Jorge Perestrelo morreu a 6 de Maio, aos 56 anos de idade, vítima de enfarte do miocárdio, cerca de duas semanas antes de completar 57 anos de idade.
O jornalista nasceu no Lobito, em Angola, em 1948, e foi naquele país que começou a carreira, no Rádio Clube do Lobito.
Ainda em Angola, Perestrelo trabalhou também no Rádio Clube do Mochico e na Rádio Comercial Sá da Bandeira.
Em 1975, foi para o Brasil e, dois anos depois, regressou a Portugal, onde trabalhou no Rádio Clube Português, Rádio Comercial e na TSF, rádio que acompanhou desde a sua fundação, em 1988, até aos dias de hoje.
Perestrelo distinguiu-se nos relatos desportivos que conduzia, empregando expressões coloridas que acabaram por se tornar a sua imagem de marca, caso de "Ripa na rapaqueca!" ou "Qué qué isso, meu?!".
Esta terça-feira de manhã foi realizada uma missa de corpo presente na Igreja de S. João de Deus (Praça de Londres), seguindo depois o funeral para o Cemitério dos Olivais.

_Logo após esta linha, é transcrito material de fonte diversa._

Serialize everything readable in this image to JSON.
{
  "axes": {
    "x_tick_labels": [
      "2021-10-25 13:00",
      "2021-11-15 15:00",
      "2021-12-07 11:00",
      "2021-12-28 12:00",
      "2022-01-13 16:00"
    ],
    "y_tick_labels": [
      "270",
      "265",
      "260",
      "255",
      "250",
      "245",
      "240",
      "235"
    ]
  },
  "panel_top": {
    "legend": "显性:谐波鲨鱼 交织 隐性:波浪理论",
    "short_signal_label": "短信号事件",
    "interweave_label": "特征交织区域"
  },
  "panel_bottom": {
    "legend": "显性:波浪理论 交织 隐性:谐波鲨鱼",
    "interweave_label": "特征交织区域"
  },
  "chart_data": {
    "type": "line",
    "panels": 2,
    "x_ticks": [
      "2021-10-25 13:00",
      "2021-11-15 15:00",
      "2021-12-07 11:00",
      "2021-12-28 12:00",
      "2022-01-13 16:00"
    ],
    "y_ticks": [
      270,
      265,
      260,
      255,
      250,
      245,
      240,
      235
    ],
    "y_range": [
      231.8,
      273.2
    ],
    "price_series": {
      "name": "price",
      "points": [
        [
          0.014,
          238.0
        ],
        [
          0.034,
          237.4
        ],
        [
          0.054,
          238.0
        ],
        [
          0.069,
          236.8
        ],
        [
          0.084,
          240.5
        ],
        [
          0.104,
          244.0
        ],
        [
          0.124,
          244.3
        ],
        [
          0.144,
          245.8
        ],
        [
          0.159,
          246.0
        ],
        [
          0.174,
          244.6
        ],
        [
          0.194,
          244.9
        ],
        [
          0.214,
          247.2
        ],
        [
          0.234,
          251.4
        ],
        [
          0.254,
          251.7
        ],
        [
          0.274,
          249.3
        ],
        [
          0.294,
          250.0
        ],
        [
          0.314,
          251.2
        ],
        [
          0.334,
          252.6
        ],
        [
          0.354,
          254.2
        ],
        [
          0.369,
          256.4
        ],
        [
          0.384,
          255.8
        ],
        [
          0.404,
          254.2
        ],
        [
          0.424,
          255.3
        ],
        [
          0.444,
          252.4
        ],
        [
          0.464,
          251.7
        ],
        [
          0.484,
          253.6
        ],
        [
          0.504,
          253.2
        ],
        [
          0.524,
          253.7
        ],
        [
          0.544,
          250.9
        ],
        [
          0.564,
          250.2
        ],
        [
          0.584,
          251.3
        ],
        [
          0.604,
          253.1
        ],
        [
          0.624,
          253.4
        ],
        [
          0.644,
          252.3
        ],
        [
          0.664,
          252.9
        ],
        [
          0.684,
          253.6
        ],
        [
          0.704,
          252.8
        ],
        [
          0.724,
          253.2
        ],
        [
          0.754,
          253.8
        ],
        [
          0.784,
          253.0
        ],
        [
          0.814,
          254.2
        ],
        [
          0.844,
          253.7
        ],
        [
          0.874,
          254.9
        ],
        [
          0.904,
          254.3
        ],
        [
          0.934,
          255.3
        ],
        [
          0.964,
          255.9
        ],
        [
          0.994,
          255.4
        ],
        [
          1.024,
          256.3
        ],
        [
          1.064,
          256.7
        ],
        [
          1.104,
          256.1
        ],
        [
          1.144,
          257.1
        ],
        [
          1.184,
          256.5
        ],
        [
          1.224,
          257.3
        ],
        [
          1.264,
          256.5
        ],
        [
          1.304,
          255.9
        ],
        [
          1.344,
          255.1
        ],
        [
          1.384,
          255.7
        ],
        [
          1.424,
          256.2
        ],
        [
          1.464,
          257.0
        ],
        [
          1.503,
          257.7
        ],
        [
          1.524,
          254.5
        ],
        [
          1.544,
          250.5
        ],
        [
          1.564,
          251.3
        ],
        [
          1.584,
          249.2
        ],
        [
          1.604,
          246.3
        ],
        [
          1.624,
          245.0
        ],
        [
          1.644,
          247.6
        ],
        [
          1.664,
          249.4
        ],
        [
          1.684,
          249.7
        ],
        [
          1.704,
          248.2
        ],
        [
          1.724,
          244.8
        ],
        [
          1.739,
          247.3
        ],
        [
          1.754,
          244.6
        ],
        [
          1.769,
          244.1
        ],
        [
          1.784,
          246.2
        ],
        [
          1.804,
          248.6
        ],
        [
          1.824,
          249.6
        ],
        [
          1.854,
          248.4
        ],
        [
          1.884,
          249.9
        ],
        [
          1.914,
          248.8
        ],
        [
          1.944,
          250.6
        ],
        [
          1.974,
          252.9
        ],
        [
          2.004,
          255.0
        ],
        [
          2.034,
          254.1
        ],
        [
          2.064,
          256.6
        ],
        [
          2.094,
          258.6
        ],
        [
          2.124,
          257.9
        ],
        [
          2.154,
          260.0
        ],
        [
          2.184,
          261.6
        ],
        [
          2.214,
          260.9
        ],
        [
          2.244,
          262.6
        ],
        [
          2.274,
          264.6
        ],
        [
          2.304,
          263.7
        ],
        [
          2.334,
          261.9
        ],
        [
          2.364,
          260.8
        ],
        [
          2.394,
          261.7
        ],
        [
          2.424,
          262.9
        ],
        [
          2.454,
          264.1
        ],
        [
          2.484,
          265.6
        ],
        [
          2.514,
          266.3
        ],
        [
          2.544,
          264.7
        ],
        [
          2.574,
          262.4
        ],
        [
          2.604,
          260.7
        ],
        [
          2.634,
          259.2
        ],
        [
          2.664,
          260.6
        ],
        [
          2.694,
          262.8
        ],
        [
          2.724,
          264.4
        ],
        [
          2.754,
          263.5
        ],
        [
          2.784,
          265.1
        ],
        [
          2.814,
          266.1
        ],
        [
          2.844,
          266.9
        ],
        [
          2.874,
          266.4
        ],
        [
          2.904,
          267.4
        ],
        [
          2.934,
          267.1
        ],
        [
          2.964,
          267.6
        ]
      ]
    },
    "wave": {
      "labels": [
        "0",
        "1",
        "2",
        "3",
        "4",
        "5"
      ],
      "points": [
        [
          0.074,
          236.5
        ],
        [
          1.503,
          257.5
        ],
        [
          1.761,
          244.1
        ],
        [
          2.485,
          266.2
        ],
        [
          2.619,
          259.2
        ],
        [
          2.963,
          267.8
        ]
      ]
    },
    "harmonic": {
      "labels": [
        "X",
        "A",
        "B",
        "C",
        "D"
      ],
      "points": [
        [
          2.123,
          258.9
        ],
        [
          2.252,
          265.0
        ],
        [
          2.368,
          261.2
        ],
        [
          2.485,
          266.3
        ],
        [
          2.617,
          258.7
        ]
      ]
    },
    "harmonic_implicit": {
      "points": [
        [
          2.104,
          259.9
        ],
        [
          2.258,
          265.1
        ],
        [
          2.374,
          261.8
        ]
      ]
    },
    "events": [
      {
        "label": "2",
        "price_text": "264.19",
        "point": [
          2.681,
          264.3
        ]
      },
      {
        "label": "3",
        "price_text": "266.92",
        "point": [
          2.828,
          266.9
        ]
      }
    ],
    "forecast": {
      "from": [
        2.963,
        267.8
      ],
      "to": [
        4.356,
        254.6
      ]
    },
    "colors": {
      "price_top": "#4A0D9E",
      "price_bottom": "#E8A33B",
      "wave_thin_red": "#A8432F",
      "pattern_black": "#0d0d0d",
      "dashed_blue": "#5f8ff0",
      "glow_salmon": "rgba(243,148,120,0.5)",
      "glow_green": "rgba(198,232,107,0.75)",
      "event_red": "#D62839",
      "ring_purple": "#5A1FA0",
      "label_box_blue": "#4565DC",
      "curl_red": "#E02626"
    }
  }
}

Dezenas de pessoas acompanharam o funeral do jornalista da TSF e foram muitas as figuras ligadas ao Desporto, e não só, que não quiseram deixar de prestar uma última homenagem.
O último relato
O último relato de Jorge Perestrelo ao serviço da TSF teve lugar no dia 5 de Maio, no jogo da meia-final da Taça UEFA - Sporting-AZAlkmaar.
No dia seguinte, o jornalista deu entrada no Hospital da Cruz Vermelha, em Lisboa, queixando-se de dores no peito.
Após a realização de exames verificou-se que o jornalista apresentava lesões coronárias graves e foi submetido a uma angioplastia, sucumbindo durante a operação.